Anode electronics status

		Anode Front-end Electronics current status.

1. Our goal was: 
	-Improve anode chip performance
	-Prepare 96 channels combined board for the test in CERN
	-Our ambitious plan was to prepare a prototype of 16 channels board 
	 for test in CERN.

2. What done:
	-Reason for oscillation was understood and fixed and two submissions
         of 16 channels chips (CMP16B and CMP16CC) was submitted and 
	 received.  (Chip CMP16B Layout) (Chip CMP16C Layout-not available)
	-96 channels "combined" board AD96D was designed in cooperation with 
         UCLA group.  (AD96D board view)
	-Special Test stand for testing our chips was designed and assembled. (Stand)
	-All chips were tested on the Stand (more than 1000 channels was 
         measued). We received understanding of the chip performance and 
         technological process stability (gain variation, threshold 
         distribution, propagation time distribution and so on). 
         See chip performance in  (CMP16B) and  (CMP16C) 
	 The best chips were installed on the AD96D boards.
 	-These boards were tested on bench (see in the page  CMP16C) 
	 and first results were received on the cosmic ray stand in Fermilab,
         (see N.Terentiev's talk on EMU meeting at UCLA, Apr 29-30, 1999,  Talk)
	-Few chips were irradiated in OSU with 5 sec radiation time step.
	 Each 5 sec is about 15-20 CMS years.  
	 Chip with 5 sec radiation dose was alive (measurement was performed 
	 after two weeks - time for delivery). 
	 Chips with 10 sec and 15 sec radiation dose became to work two more 
         weeks later. Chips with 20, 25 sec and more still dead.
	-Also a prototype of chip without delay - 8 channel amplifier-discriminator (CMP8) 
	 chip was submitted and received (picture of this chip - not available yet)
	-Two types of 16 channel boards were designed: 
         for 16 channel chip  (16 ch board)  and for 2 x 8 channel chips  (8+8 ch board)
	 Unfortunately these boards were made in the very end of July and   
	 tested very briefly on the bench. The results of these measurements 
	 were very optimistic - on bench this chip can work without 
         oscillation up to the noise level.

3. On GIF:

	-Four AD96 channel "combined"  boards were installed and tested. After
         fixing most of  "grounding and shielding" problems the noise level 
	 became about 2fC (It is pretty close to that we have in Fermilab). 
	 These board can work at the threshold as low as 20fC (view  AD96D
	 and  AD16 on the P2" chamber at GIF, CERN)         
	-Then the 16 channel boards were installed on the chamber and tested. 
	 Result of this test is the next - the 16 channels board with CMP8 
         chips (without "digital" part inside the chip) looks very stable. 
         It works without problems with threshold 20fC and it is possible to 
         set threshold even lower (we have to try it).
	 Other problem - the chamber becomes nosier with higher voltage and it
         seems that we need to increase the threshold with increasing the 
         high voltage.
	 First results of the measurement were presented by N. Terentiev   (talk).

4. September submission :

	-Submitted new 16 channels chip with improvement we discussed in summer
         (test  feature, reliability, power consumption).
	-Submitted new 16 channels chip - the same but without delay inside 
         the chip. We would like to compare these two options in the same 
	 conditions to make the final conclusion. (picture not available yet)
	-Submitted a prototype of one more chip - LVDS receiver and converter 
         to TTL with a controlled delay.(Picture not available yet)
	 Reasons for this chip:

		* The cost for LVDS receiver plus extra cable is about the same
                  like for this chip.
		* It allows us to improve the anode frond-end performance:
		  -remove  noisiest  "digital" parts from the analog part and 
		   make the chip more stable;
		  -decrease power consumption of the anode front-end up to 
		   30mW/channel (just now 40mW/channel).

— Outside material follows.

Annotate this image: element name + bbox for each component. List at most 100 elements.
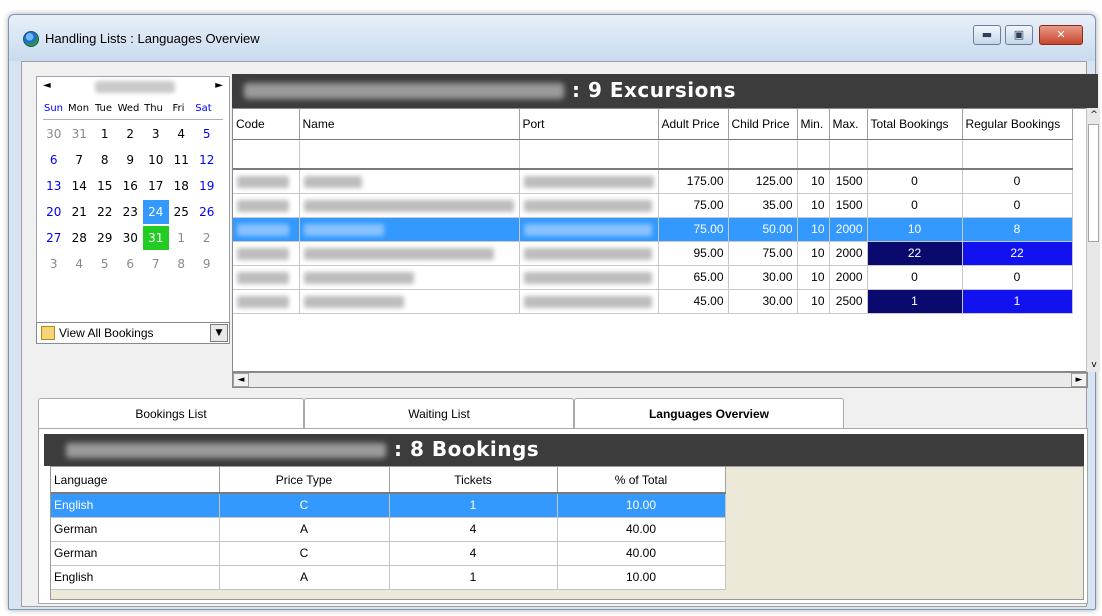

		* As far as this new chip already is a digital chip it is 
		  possible to implement more digital features in it:
		  -increase number of bits to control delay and decrease one 
		   step value (4 bits delay control word was implemented, it 
		   means 16 divisions per 2ns - common delay 32ns);
		  -organize serial line to download delay data into the chip 
		   to simplify slow control network;
		  -control even each channel individually.


5. Before mass production we need to do:

	-Measure new chips and make final conclusion what chip is ready for production.
	-Modify 16 channels board according the latest agreements.
	-Finalize "Integration" technical problems
	-Perform more detailed radiation test
	-Perform measurements to estimate the chip reliability, production 
	 efficiency, parameters consistency
	-Design mass production measurement procedure (what measurements will 
	 be performed directly in wafer during production and what we need to do after).